U.S. pork producers are about to be bitten by a second batch of hefty retaliatory tariffs from China and Mexico — and that has some large producers predicting they could lose big money and be forced to invest overseas. Executives say the pork industry has been expanding in recent years, in part on the expectation of export opportunities that would continue to support growth. However, the threat of a trade war is adding uncertainty and driving fear. One in 4 hogs raised in the U.S. is sold overseas, and the Chinese are the world’s top consumers of pork.
“We put a halt on all investment, not just because we will be losing money, but because we don’t know if growing in the U.S. is the right move if we won’t be an exporting country,” said Ken Maschhoff, chairman of Maschhoff Family Foods and co-owner of the nation’s largest family-owned pork producer.

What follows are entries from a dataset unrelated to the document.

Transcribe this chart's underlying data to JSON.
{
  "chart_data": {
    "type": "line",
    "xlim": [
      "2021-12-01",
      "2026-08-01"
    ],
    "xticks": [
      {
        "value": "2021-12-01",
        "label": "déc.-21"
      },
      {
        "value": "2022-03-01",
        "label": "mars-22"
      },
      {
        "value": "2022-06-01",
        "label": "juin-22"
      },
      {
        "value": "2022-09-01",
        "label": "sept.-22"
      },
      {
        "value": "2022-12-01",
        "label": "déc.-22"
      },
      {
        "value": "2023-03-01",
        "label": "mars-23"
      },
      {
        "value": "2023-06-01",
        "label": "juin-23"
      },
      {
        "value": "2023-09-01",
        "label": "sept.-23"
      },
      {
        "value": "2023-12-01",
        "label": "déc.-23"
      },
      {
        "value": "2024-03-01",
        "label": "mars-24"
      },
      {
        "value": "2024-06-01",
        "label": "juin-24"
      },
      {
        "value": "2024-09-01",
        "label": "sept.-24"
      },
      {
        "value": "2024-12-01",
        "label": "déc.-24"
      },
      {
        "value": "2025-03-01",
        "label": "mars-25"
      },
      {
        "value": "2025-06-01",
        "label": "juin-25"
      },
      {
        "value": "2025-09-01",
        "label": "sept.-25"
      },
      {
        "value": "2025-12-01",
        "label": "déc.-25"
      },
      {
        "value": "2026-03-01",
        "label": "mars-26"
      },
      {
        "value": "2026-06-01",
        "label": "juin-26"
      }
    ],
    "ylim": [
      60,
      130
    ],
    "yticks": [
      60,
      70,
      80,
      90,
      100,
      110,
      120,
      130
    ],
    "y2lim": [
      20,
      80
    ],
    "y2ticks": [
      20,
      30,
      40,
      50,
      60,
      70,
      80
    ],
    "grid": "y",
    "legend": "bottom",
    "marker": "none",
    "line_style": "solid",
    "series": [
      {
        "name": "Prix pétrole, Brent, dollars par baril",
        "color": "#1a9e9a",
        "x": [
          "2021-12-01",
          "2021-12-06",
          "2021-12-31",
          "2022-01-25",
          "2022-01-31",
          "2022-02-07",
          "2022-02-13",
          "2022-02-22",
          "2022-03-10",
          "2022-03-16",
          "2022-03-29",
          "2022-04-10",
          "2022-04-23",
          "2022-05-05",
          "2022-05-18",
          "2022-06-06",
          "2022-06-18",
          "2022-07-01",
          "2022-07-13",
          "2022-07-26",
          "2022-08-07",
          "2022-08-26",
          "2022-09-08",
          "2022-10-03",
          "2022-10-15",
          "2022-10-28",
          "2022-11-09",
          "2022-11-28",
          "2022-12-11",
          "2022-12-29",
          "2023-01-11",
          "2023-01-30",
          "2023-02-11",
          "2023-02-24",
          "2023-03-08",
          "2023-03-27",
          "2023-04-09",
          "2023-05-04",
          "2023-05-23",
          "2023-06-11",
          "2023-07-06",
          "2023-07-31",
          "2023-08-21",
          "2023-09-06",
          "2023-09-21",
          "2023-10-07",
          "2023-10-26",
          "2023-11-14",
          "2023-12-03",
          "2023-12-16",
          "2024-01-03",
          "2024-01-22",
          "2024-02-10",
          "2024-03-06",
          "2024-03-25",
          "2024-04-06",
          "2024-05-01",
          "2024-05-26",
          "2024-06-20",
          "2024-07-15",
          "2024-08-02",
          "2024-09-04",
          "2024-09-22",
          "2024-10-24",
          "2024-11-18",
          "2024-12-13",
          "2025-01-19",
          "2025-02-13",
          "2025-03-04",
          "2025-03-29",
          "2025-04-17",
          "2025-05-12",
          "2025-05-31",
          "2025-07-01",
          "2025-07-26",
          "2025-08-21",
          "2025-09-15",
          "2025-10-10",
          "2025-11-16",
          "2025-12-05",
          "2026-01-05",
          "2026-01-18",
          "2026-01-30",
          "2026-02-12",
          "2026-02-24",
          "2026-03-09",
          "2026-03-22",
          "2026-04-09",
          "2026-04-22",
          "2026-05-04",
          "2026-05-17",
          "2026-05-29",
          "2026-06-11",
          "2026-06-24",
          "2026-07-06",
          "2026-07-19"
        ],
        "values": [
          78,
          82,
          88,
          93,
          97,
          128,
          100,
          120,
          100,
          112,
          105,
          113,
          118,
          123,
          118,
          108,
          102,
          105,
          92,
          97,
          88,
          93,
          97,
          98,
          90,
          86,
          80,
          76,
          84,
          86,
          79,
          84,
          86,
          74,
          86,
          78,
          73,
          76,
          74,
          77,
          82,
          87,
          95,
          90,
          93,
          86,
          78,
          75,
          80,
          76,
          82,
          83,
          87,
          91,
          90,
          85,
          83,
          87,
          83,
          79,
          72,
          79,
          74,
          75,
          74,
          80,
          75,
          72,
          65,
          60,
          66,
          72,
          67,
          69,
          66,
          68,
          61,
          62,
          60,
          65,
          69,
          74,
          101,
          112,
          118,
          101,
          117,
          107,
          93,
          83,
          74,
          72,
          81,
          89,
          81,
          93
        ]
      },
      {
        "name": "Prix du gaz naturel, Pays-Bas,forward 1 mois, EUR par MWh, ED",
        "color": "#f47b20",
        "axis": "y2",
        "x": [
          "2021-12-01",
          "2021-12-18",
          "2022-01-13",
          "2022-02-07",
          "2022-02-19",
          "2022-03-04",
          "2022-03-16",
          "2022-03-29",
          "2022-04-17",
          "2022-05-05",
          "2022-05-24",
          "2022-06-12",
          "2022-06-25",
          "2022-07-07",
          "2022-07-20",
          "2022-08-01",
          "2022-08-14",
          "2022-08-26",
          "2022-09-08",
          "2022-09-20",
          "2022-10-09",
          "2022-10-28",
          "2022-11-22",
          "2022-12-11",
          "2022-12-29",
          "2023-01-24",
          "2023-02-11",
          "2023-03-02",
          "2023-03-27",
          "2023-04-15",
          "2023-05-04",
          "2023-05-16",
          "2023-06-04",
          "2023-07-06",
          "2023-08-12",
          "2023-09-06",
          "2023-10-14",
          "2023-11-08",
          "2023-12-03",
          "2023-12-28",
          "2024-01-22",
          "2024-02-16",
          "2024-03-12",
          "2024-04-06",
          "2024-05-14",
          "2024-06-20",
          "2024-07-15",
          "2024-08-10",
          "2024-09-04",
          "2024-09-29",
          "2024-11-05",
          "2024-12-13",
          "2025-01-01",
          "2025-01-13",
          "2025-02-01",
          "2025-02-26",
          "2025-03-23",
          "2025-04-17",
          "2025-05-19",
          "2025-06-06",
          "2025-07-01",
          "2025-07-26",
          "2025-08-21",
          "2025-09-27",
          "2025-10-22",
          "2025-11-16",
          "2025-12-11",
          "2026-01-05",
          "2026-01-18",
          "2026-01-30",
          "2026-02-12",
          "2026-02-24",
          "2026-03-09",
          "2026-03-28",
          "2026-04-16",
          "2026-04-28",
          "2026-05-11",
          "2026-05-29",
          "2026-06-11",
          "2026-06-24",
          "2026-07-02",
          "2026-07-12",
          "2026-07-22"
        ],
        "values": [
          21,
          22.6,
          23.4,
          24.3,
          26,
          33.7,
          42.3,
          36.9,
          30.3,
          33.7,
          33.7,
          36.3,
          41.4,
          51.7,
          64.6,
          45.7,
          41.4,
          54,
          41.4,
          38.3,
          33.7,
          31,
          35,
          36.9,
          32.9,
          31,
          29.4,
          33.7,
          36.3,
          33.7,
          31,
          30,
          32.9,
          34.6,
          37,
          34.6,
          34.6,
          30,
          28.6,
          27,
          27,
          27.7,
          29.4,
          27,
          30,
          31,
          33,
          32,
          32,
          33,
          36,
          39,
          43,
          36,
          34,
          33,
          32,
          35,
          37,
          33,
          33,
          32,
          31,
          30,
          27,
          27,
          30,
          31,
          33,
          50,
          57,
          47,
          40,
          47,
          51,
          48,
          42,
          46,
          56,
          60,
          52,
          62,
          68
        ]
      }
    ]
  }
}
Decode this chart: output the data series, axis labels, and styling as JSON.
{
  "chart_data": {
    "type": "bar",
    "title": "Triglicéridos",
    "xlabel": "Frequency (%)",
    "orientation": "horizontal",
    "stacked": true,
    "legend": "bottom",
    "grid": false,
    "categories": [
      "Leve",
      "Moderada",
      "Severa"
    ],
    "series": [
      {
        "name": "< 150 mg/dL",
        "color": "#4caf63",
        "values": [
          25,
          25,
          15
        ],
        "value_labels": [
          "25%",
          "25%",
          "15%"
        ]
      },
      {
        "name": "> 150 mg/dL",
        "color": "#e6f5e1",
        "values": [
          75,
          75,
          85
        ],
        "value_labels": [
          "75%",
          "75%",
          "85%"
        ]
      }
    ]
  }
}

Maschhoff said the farm industry has been “asked to be good patriots. We have been. But I don’t want to be the patriot who dies at the end of the war. If we go out of business, it’s tough to look at my kids and the 550 farm families that look us into the eye and our 1,400 employees.” Mexico imposed a 10 percent tariff on chilled and frozen pork muscle cuts effective June 5, and that import tax is set to double to 20 percent on Thursday. Mexico’s retaliatory action followed the Trump administration’s duties on imported aluminum and steel. China, meantime, is scheduled to start collecting an additional 25 percent import duty Friday on American pork products as it targets $34 billion worth of U.S. goods in response to President Donald Trump’s action against Beijing for alleged intellectual property theft. China also is set to add tariffs this week on U.S. soybeans, corn, wheat, cotton, whiskey and dairy, as well as U.S. autos. Nearly $20 billion in U.S. agricultural exports went to China last year, with the more than half of that amount coming from soybeans. “It’s pretty apparent that these countries will go after, by and large, Trump supporters from a political base standpoint since items exported by red states are the ones being targeted,” said Maschhoff, a past president of the National Pork Producers Council and a fifth-generation hog producer.In April, China slapped U.S. pork imports with a 25 percent duty, in retaliation for the Trump administration’s steel tariffs. When combined with previous import levies, “the other white meat” will be subjected to import taxes that approach a whopping 71 percent cumulatively, according to Rabobank. And that’s without including the 10 percent VAT, or value-added tax, that China charges for the import of agricultural products. Industry analysts say China’s high import tax essentially slams the door shut on U.S. pork imports into China, which will also begin collecting 25 percent tariffs for soybeans this Friday. “At 81 percent net tariff, you’re not moving any pork product into China,” said Christine McCracken, executive director of animal protein at Rabobank, a financial services firm for the agribusiness.
She added, “I would suspect by the end of the year hog producers will be losing quite a bit of money. Part of it is just surplus pork on the market. We’ve been in an expansion mode.”
According to Maschhoff, the tariff will result in a hit of $100 million for his Illinois-based family farm operation, which markets about 5.5 million hogs a year, and operates in 10 states.